Ratsch! Weg mit der mit Fratzen und Autos bekritzelten Seite! Schreiben wir was! Mein innerer Schweinehund ist erwacht. Er macht allerdings einen recht schläfrigen Eindruck, sodass ich das Gefühl habe, jetzt schnell handeln zu müssen. Ich schreibe also ohne groß nachzudenken auf, was ich gerade mache und was mir dabei so durch den Kopf geht. Dabei mache ich die Marille nieder und köpfe noch das ein oder andere Pils. Der Schnaps macht mich hungrig, die Schokolade durstig: ein Teufelskreis, in dem der Tabak seine ganz eigene, ablenkende Rolle spielt. „Das kann mir keiner bezahlen,“ denke ich so bei mir, „dass ich zu Weihnachten mit einem Kater im Kopp meinen Kindern den Weihnachtsmann mimen soll, nur weil ich in der Nacht zuvor dummes Zeug schreiben musste, das am Ende nur 20 Leute lesen.“ Und das ist ja im Zeitalter von liken und sharen oder twittern schon eine ziemlich magere Ausbeute. Selbst das Abreißinserat für einen gebrauchten Kinderwagen im Eingangsbereich von Rewe hat eine größere Leserschaft.

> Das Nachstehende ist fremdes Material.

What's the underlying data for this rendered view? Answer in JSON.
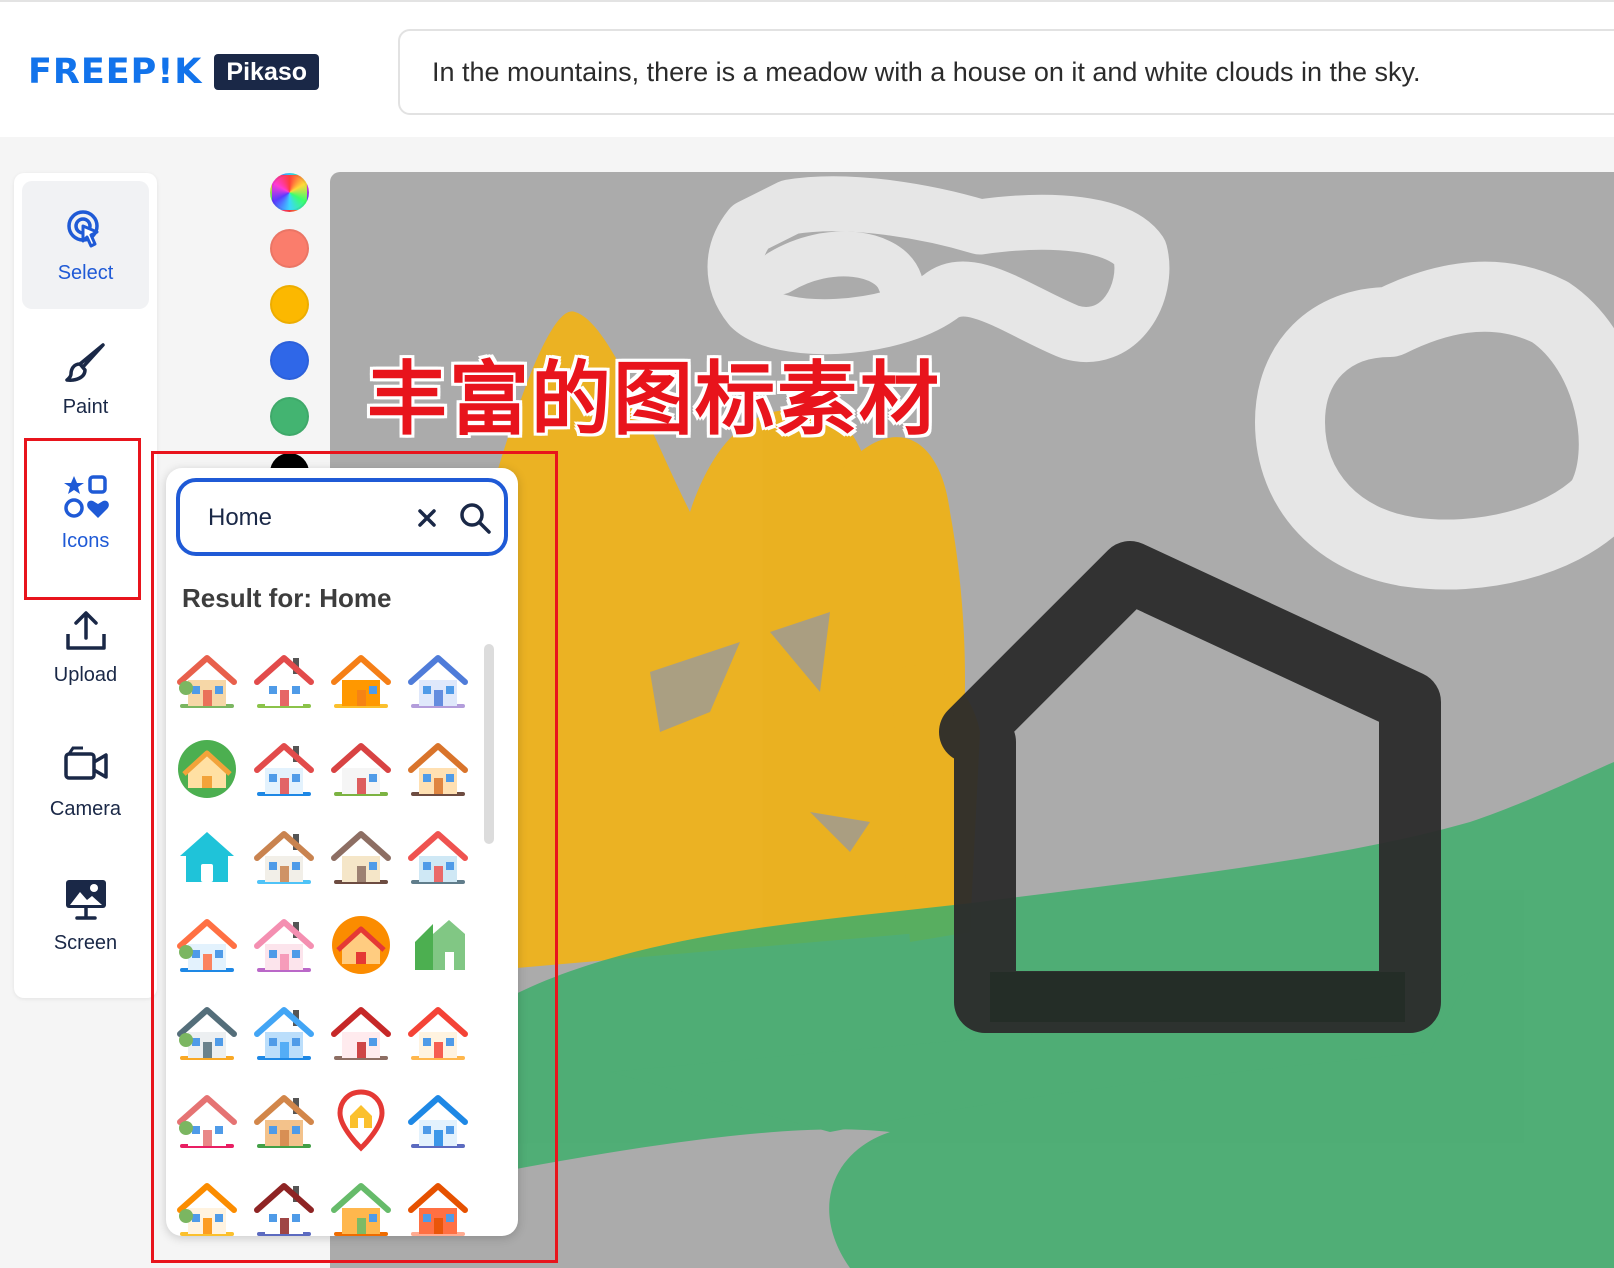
{
  "header": {
    "logo_word": "FREEP!K",
    "logo_badge": "Pikaso",
    "prompt": "In the mountains, there is a meadow with a house on it and white clouds in the sky."
  },
  "tools": [
    {
      "label": "Select",
      "icon": "select-pointer-icon",
      "active": true
    },
    {
      "label": "Paint",
      "icon": "paintbrush-icon",
      "active": false
    },
    {
      "label": "Icons",
      "icon": "shapes-icon",
      "active": false
    },
    {
      "label": "Upload",
      "icon": "upload-icon",
      "active": false
    },
    {
      "label": "Camera",
      "icon": "video-camera-icon",
      "active": false
    },
    {
      "label": "Screen",
      "icon": "screen-share-icon",
      "active": false
    }
  ],
  "colors": {
    "swatches": [
      "rainbow",
      "#fa7d6c",
      "#fcb800",
      "#2f67e8",
      "#43b471",
      "#000000"
    ],
    "accent": "#1f5ad6",
    "annotation_red": "#e8141c"
  },
  "annotation": "丰富的图标素材",
  "icon_panel": {
    "search_value": "Home",
    "clear_icon": "close-icon",
    "search_icon": "search-icon",
    "result_label": "Result for: Home",
    "icons": [
      "house-trees-icon",
      "red-roof-house-icon",
      "orange-house-icon",
      "blue-house-icon",
      "round-house-badge-icon",
      "red-chimney-house-icon",
      "house-tree-icon",
      "two-story-house-icon",
      "cyan-home-icon",
      "wifi-house-icon",
      "cottage-icon",
      "smart-house-icon",
      "smart-home-phone-icon",
      "living-room-icon",
      "round-house-icon",
      "green-houses-icon",
      "street-houses-icon",
      "blue-outline-house-icon",
      "fenced-house-icon",
      "hand-house-icon",
      "heart-house-icon",
      "gingerbread-house-icon",
      "location-pin-house-icon",
      "blue-3d-house-icon",
      "money-house-icon",
      "family-house-icon",
      "plants-blocks-icon",
      "orange-roof-icon"
    ]
  }
}
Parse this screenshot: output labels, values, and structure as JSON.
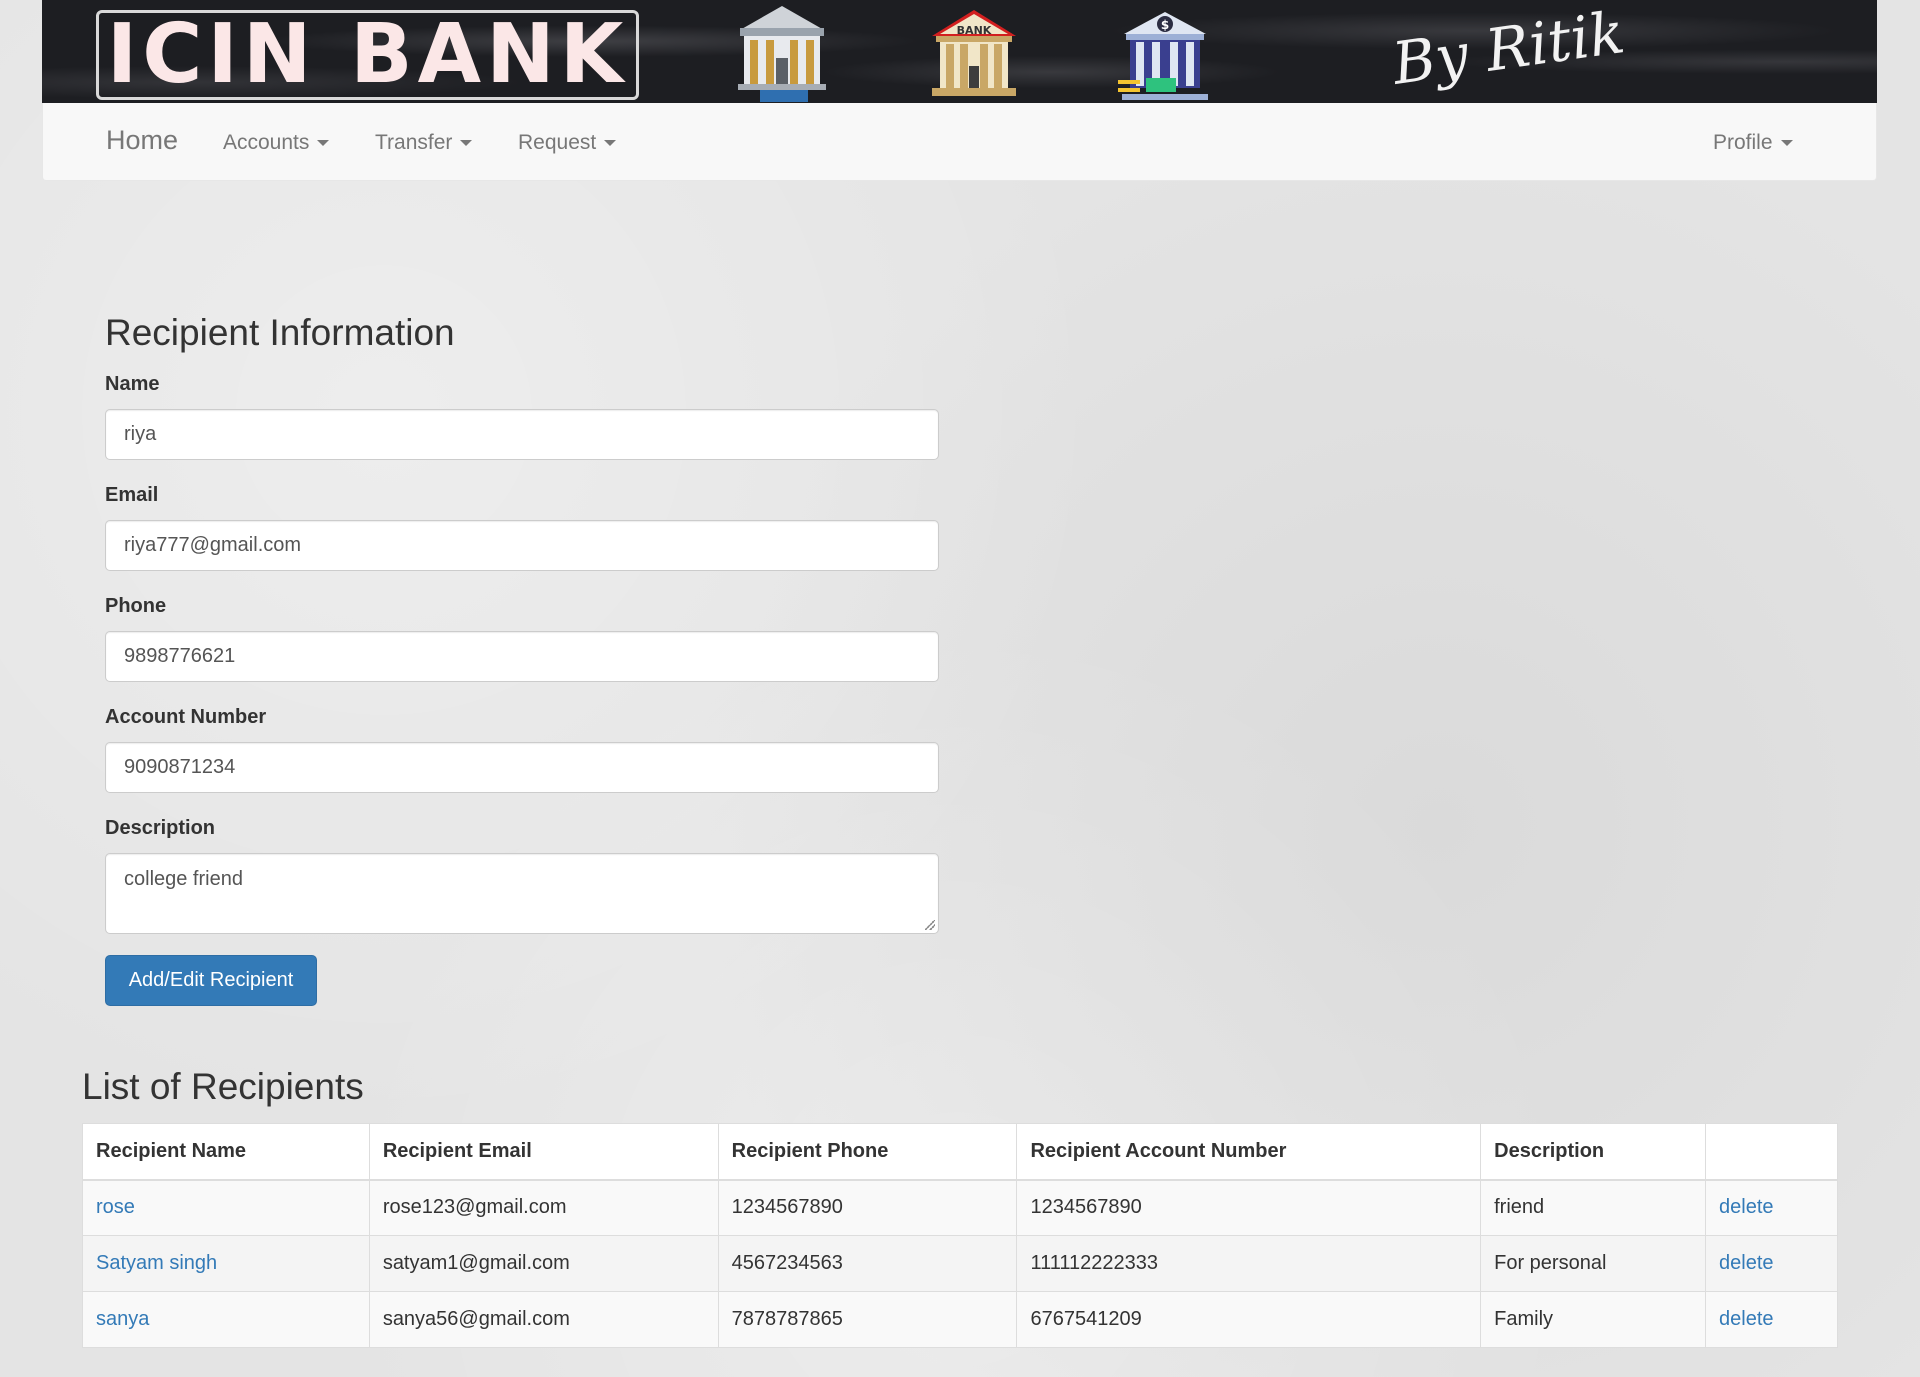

Ich beschließe, nichts mehr Korrektur zu lesen, sondern meine wirren Gedanken ungefiltert auf die paar Leser loszulassen. Sollen die sich doch denken, was sie wollen! Nur noch ein Foto! Schließlich gehört ein Bild zu einem Artikel immer dazu. Der schwule Kalender wäre ein passendes Motiv. Ich suche die Kamera, finde das Scheißding aber nicht, obwohl ich dafür die ganze Bude auf den Kopf stelle, Schubladen durch die Gegend flacke, Blumentöpfe umstoße. Kacke! Hat wahrscheinlich wieder einer der kleinen Pisser mit nach Hause genommen um seine Alte nackig zu knipsen oder so! Egal! Dann scanne ich eben meine Kritzeleien ein um die kaputten Worte zu illustrieren. Leider bin ich mittlerweile so angeschlagen, dass ich Probleme habe, das Blatt ordnungsgemäß auf die verschissene Glasplatte zu legen. Dafür scanne ich mehrfach meine verschrobene Visage ein, weil ich mich komischerweise immer wieder mit dem Gesicht auf dem Eingabegerät abstütze um nicht umzufallen. Von der Bedienung des OCR-Programms (oder wie der Mist sich schimpft) ganz zu schweigen. Früher konnte man bei Kaugummi- oder Zigarettenautomaten mit einem beherzten Tritt einiges an Überzeugungsarbeit leisten. Leider nimmt mir nicht nur der Scanner, sondern auch der PC des Redaktionsleiters meine robuste Art ziemlich übel. Aber darauf kann ich jetzt keine Rücksicht mehr nehmen. Schließlich habe ich eine Mission zu erfüllen. 12 Rechner später habe ich es geschafft: Der Text ist auf dem Server. Auf die Illustration ist geschissen! Auf den scheiß Jugendschutz auch! Sollen die vom technischen Service doch einen Obszönitätenfilter einbauen, der meine promillebedingte Machosprache in neumodische politische Beknacktnis oder von mir aus in kleine weihnachtliche Sternchen umwandelt!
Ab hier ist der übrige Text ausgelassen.